With regards the food club, she says: “At first It did help, but it wasn’t as much of a necessity as it is now.

“I feel if I went back to not using it and having to go to Sainsbury’s every week for the same amount of stuff, that would have a really big impact on me if I had to do that instead.

“I would need to find another £40 a week, or whatever a food shop would be, and where does that money now come from?

“If I couldn’t use it, or if it wasn’t available to me, I would have to think what do we change to be able to navigate to normal supermarkets.

“The children have music lessons, which very important to me, and something like that would probably have to be knocked on the head. We’ve already had to cut down a lot of their activities.”

She said the visit to the supermarket for the items for her son’s food tech class was ‘a really stark reminder about how useful it is.’

The Bread Butter Thing operates 145 food clubs across the country, including 55 in Greater Manchester, Merseyside and Cheshire which support around 40,000.

They say their aim is to ‘make sure that no matter what our members are going through, they can still put tasty, healthy food on the table.’ It’s free to join, no referral is needed, and most importantly, they say, there is ‘no judgement.’

“I’m a successful, intelligent person in their 40s and I feel a bit disappointed in myself that I’m not able to provide in the way that I would like to for my family” she says.

“I went to a grammar school in Bristol.

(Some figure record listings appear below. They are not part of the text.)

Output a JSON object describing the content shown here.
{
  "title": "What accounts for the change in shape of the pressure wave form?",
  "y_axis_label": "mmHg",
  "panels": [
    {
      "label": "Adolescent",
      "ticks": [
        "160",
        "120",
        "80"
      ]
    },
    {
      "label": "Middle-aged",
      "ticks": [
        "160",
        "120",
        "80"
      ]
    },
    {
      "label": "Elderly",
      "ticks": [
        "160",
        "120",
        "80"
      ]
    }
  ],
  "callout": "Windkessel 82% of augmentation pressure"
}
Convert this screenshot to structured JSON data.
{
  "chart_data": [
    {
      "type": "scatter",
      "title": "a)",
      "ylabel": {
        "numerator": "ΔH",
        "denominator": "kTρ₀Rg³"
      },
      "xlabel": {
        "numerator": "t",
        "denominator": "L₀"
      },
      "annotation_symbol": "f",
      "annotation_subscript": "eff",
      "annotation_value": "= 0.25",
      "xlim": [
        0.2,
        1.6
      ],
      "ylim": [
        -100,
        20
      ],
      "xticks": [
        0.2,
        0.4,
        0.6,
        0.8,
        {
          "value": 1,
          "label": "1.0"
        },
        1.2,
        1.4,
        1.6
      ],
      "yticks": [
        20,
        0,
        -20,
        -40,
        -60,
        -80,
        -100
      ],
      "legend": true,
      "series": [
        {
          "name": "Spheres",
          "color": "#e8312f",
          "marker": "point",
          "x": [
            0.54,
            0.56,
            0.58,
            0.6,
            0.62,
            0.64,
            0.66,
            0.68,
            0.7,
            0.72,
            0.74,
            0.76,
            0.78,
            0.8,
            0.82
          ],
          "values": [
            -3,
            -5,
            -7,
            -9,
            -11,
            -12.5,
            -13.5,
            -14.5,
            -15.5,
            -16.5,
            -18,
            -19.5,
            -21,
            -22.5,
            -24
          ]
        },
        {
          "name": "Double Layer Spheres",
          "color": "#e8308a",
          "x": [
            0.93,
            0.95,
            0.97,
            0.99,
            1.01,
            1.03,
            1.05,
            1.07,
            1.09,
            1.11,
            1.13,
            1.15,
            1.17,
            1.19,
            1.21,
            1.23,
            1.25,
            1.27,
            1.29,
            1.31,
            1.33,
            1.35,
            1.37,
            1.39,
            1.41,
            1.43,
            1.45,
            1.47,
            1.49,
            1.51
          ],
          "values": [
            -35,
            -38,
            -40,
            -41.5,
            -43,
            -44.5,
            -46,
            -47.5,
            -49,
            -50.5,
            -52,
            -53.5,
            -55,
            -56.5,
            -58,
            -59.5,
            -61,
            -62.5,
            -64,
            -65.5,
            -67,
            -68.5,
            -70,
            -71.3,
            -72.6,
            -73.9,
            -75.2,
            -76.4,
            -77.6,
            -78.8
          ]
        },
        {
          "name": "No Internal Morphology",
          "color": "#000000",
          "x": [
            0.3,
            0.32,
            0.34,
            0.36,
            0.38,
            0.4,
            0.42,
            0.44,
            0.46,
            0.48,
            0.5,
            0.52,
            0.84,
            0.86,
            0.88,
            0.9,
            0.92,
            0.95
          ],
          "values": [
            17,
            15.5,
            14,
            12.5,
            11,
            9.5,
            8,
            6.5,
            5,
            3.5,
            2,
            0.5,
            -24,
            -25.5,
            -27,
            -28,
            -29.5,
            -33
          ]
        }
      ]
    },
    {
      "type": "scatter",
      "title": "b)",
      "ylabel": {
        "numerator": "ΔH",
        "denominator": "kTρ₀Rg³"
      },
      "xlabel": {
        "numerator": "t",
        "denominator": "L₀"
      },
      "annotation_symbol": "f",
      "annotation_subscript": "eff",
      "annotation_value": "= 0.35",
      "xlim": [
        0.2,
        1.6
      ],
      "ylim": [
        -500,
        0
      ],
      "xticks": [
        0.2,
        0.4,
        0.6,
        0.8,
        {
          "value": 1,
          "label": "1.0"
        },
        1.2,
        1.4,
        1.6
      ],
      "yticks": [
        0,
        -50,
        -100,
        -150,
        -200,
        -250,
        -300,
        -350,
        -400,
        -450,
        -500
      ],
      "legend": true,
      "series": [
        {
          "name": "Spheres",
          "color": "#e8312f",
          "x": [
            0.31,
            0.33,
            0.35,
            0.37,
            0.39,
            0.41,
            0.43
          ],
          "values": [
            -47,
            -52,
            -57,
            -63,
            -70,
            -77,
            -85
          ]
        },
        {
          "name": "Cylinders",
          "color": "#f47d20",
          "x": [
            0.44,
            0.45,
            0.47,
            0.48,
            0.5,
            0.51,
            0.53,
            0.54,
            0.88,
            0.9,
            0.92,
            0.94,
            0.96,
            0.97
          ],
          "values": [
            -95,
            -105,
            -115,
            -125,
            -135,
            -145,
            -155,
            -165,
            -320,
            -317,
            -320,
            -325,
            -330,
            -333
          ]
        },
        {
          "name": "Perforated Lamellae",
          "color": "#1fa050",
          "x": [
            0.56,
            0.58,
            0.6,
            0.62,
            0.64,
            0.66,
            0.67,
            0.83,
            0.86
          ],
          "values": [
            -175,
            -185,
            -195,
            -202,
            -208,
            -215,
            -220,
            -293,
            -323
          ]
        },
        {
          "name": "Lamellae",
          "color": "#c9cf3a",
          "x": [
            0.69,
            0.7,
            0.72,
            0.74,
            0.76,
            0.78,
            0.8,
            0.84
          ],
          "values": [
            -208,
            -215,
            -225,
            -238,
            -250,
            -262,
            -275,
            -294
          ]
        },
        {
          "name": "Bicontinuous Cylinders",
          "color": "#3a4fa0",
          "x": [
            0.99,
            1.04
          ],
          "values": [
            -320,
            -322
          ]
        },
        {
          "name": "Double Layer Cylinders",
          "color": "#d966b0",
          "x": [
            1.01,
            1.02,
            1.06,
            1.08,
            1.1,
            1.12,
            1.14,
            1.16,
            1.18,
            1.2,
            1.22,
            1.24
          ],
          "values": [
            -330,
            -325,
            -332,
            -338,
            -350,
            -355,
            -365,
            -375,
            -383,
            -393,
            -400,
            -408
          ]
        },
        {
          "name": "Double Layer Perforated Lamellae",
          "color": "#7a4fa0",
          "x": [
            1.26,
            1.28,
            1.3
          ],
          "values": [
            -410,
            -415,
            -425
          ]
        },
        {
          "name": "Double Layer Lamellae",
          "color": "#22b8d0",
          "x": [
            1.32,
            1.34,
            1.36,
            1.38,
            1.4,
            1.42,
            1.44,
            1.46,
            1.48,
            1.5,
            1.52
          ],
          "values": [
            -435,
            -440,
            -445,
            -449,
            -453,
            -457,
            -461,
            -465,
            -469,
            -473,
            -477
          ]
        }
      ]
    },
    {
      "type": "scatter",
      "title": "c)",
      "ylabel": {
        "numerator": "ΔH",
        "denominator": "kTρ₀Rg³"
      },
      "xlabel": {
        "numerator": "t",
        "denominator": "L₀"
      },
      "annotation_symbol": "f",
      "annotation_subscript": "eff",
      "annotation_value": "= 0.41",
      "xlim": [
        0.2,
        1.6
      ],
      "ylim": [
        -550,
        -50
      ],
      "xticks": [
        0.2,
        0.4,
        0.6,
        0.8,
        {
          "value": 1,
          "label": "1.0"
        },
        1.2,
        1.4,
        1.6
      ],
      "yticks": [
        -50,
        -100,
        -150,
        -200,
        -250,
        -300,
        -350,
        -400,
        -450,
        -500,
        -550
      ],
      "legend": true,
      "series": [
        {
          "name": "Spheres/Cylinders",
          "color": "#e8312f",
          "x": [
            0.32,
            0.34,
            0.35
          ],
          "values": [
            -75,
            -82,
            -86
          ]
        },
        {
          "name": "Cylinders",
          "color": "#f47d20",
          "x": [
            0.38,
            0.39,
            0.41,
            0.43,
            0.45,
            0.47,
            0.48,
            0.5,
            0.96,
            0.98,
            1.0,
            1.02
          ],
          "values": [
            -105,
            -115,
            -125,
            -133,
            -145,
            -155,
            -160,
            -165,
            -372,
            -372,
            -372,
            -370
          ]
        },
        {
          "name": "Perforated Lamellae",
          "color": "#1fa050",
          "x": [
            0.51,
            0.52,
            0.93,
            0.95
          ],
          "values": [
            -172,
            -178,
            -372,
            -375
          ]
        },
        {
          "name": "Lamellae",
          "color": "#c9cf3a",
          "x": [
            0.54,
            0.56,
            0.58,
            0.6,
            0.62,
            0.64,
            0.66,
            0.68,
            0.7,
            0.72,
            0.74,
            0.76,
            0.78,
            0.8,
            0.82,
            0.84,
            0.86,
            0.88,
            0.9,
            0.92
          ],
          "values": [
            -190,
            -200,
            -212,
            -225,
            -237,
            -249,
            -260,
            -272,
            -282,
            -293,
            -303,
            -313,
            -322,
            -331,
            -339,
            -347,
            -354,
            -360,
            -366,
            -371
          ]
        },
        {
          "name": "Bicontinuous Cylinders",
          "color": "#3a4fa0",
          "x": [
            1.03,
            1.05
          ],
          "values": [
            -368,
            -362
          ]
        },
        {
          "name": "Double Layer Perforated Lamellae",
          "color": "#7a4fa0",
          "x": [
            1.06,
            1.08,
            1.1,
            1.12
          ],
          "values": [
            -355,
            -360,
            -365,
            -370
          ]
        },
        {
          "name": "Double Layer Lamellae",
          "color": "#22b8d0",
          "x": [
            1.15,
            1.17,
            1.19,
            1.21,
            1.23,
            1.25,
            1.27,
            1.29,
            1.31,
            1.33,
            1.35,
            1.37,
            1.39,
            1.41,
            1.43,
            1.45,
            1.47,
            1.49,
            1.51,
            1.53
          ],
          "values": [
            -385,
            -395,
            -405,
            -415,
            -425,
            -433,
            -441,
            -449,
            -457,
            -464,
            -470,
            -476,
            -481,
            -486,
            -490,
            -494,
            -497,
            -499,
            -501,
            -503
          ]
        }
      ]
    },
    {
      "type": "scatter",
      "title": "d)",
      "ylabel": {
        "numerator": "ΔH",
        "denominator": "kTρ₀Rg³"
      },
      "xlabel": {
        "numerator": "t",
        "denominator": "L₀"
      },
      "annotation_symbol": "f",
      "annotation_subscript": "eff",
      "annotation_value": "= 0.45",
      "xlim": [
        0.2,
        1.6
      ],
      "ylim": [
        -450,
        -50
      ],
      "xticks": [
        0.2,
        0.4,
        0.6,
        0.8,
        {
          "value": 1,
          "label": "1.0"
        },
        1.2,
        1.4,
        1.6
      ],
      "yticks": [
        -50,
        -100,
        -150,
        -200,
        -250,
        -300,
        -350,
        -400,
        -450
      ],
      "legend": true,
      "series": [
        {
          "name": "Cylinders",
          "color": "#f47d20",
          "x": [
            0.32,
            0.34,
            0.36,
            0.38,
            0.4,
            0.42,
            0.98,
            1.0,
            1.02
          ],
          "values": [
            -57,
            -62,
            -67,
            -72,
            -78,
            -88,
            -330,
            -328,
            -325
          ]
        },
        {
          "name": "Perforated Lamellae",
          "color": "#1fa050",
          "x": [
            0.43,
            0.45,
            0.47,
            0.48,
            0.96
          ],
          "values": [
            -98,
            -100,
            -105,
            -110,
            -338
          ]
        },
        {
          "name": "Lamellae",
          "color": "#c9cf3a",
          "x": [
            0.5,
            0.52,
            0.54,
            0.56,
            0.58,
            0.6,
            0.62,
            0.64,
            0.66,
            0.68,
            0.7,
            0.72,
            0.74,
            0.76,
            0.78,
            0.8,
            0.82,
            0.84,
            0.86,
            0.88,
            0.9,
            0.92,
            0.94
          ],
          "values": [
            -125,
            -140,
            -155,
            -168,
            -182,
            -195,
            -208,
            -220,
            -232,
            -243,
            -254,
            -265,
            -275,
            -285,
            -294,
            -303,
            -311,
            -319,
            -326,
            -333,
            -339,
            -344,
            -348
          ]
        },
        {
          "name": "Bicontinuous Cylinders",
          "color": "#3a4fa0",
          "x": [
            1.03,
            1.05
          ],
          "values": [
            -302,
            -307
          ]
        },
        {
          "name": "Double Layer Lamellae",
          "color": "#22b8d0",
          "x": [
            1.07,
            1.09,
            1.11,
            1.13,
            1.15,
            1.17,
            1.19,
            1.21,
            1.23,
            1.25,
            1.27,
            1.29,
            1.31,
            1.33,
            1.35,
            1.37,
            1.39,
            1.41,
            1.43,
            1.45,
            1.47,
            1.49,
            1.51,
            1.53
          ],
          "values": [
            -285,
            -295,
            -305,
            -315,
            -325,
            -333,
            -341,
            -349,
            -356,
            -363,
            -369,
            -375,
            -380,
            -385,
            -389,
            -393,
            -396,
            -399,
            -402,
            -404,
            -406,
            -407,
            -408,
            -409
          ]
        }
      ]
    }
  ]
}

You know, my dad was a lawyer. It was a very middle class, upbringing. And I just never thought I’d be in a position where I would need this kind of help. However, I know I’m not alone.

“And I think it’s amazing that That Bread and Butter Thing, and I know where are other places around the country, that are doing this kind of thing. For the food waste as well as supermarkets throw out so much food. So if there are places where it can be used, then all the better.”